Reed’s expression twisted. “Blair—”
But she was already moving. Heading for the door before he could say whatever he’d been planning to say. Before any of them could offer words that might change her mind or make this harder than it already was.
She stepped out into the ruined city, sword at her hip…and followed the pull of her artificial magic toward the Spirefields.
She thought of Theo as she walked. How he’d believed in strategy and planning, in gathering information and making informed decisions. He’d spent his life studying magic, trying to understand its rules and limitations. He’d developed the ritual that had made her a mage and had wanted to delve into the most dangerous realms of magic to save their friends.
He would have told her this plan was madness…then joined her on her reckless journey.
But Theo was gone and Blair was what remained. An artificial Resonant. A failed vessel. A woman with a sword and desperate hope.
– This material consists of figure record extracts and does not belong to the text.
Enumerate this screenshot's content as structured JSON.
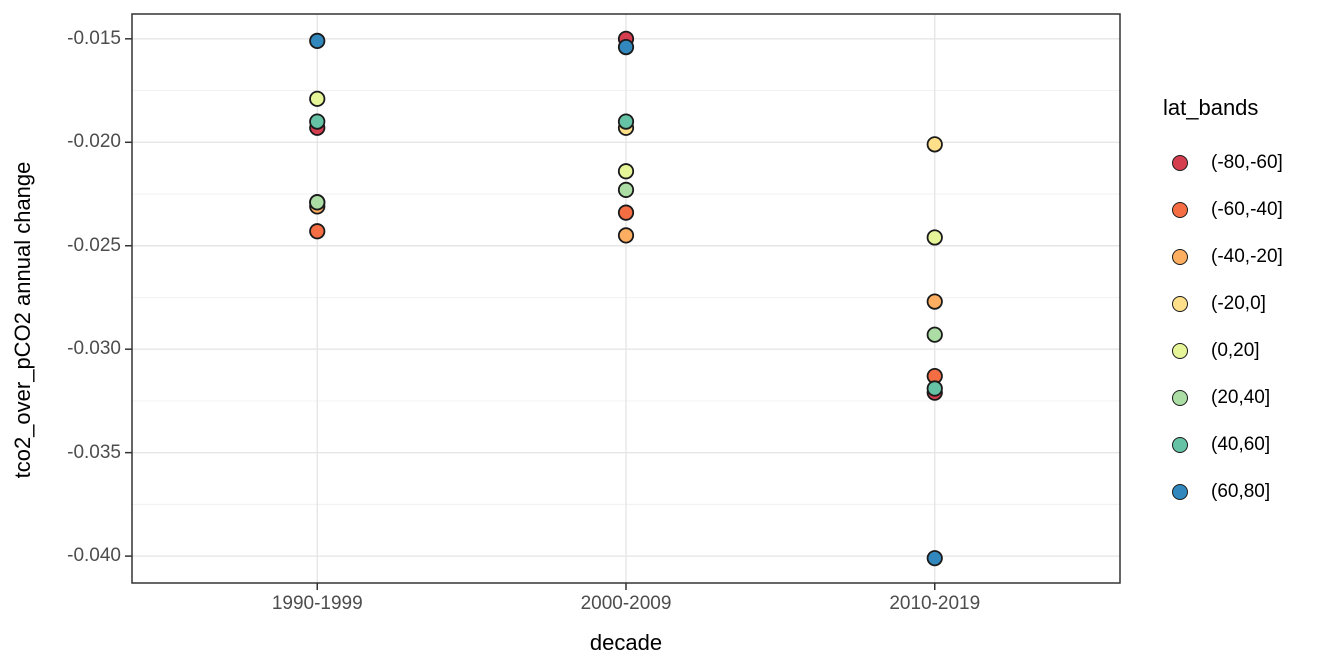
{
  "chart_data": {
    "type": "scatter",
    "title": "",
    "xlabel": "decade",
    "ylabel": "tco2_over_pCO2 annual change",
    "categories": [
      "1990-1999",
      "2000-2009",
      "2010-2019"
    ],
    "legend_title": "lat_bands",
    "legend_position": "right",
    "grid": true,
    "ylim": [
      -0.0413,
      -0.0138
    ],
    "y_major_ticks": [
      -0.015,
      -0.02,
      -0.025,
      -0.03,
      -0.035,
      -0.04
    ],
    "y_tick_labels": [
      "-0.015",
      "-0.020",
      "-0.025",
      "-0.030",
      "-0.035",
      "-0.040"
    ],
    "y_minor_ticks": [
      -0.0175,
      -0.0225,
      -0.0275,
      -0.0325,
      -0.0375
    ],
    "series": [
      {
        "name": "(-80,-60]",
        "color": "#D53E4F",
        "values": [
          -0.0193,
          -0.015,
          -0.0321
        ]
      },
      {
        "name": "(-60,-40]",
        "color": "#F46D43",
        "values": [
          -0.0243,
          -0.0234,
          -0.0313
        ]
      },
      {
        "name": "(-40,-20]",
        "color": "#FDAE61",
        "values": [
          -0.0231,
          -0.0245,
          -0.0277
        ]
      },
      {
        "name": "(-20,0]",
        "color": "#FEE08B",
        "values": [
          -0.0229,
          -0.0193,
          -0.0201
        ]
      },
      {
        "name": "(0,20]",
        "color": "#E6F598",
        "values": [
          -0.0179,
          -0.0214,
          -0.0246
        ]
      },
      {
        "name": "(20,40]",
        "color": "#ABDDA4",
        "values": [
          -0.0229,
          -0.0223,
          -0.0293
        ]
      },
      {
        "name": "(40,60]",
        "color": "#66C2A5",
        "values": [
          -0.019,
          -0.019,
          -0.0319
        ]
      },
      {
        "name": "(60,80]",
        "color": "#3288BD",
        "values": [
          -0.0151,
          -0.0154,
          -0.0401
        ]
      }
    ],
    "style": {
      "point_outline": "#1a1a1a",
      "panel_border": "#333333",
      "grid_major": "#e6e6e6",
      "grid_minor": "#f0f0f0",
      "tick_mark": "#333333",
      "tick_text": "#4d4d4d",
      "background": "#ffffff"
    }
  }
}
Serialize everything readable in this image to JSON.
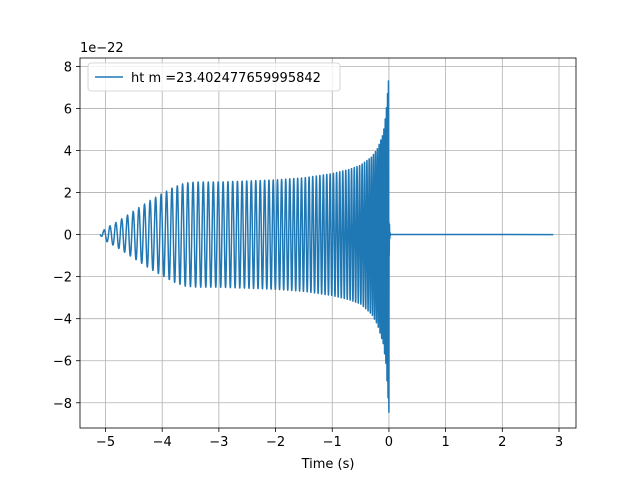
{
  "chart_data": {
    "type": "line",
    "title": "",
    "xlabel": "Time (s)",
    "ylabel": "",
    "offset_label": "1e−22",
    "xlim": [
      -5.45,
      3.3
    ],
    "ylim": [
      -9.2,
      8.4
    ],
    "x_ticks": [
      -5,
      -4,
      -3,
      -2,
      -1,
      0,
      1,
      2,
      3
    ],
    "x_tick_labels": [
      "−5",
      "−4",
      "−3",
      "−2",
      "−1",
      "0",
      "1",
      "2",
      "3"
    ],
    "y_ticks": [
      -8,
      -6,
      -4,
      -2,
      0,
      2,
      4,
      6,
      8
    ],
    "y_tick_labels": [
      "−8",
      "−6",
      "−4",
      "−2",
      "0",
      "2",
      "4",
      "6",
      "8"
    ],
    "grid": true,
    "legend_position": "upper-left",
    "series": [
      {
        "name": "ht m =23.402477659995842",
        "color": "#1f77b4",
        "x_start": -5.1,
        "merger_time": 0.0,
        "x_end": 2.9,
        "envelope_x": [
          -5.1,
          -5.0,
          -4.8,
          -4.6,
          -4.4,
          -4.2,
          -4.0,
          -3.8,
          -3.6,
          -3.4,
          -3.2,
          -3.0,
          -2.5,
          -2.0,
          -1.5,
          -1.0,
          -0.7,
          -0.5,
          -0.3,
          -0.2,
          -0.1,
          -0.05,
          0.0
        ],
        "envelope_upper": [
          0.0,
          0.3,
          0.6,
          0.95,
          1.3,
          1.65,
          1.95,
          2.25,
          2.45,
          2.5,
          2.5,
          2.5,
          2.55,
          2.6,
          2.7,
          2.9,
          3.1,
          3.3,
          3.7,
          4.1,
          4.8,
          5.8,
          7.6
        ],
        "envelope_lower": [
          0.0,
          -0.3,
          -0.6,
          -0.95,
          -1.3,
          -1.65,
          -1.95,
          -2.25,
          -2.45,
          -2.5,
          -2.5,
          -2.5,
          -2.55,
          -2.6,
          -2.7,
          -2.9,
          -3.1,
          -3.3,
          -3.8,
          -4.3,
          -5.2,
          -6.2,
          -8.5
        ]
      }
    ]
  }
}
The Spirefields rose ahead, the magical disturbance so intense it made her bones ache. Buildings from different eras had merged together, their architecture bleeding into distorted combinations. A Victorian townhouse fused with a Georgian manor. Roman stones supporting Tudor beams. Time itself had fractured here, leaving behind monuments to chaos. The fate of a Forgotten Quarter.
Blair kept walking.
Her Resonant senses flared suddenly, catching something in the pattern of the ley lines. Two presences approaching through the devastated streets ahead. One shimmered with opalescent power that bent reality around it, vast and ancient and terrible. The Echo.
The other felt older somehow. Quieter but no less immense. Threnos. The one hiding within Ash, it had to be.
Blair stopped, watching as two figures appeared in the distance. This was her moment.
She better not mess it up.
Chapter 22
Fermata felt the shift in the ley lines before anything else changed.
The magical currents beneath Nightreach had been trembling for hours, reeling from the destruction she and Fortis had wrought, but this was different. This was a presence that made the foundations of reality recoil. Divine power, unmistakable and immense, moving toward them through the ruined city.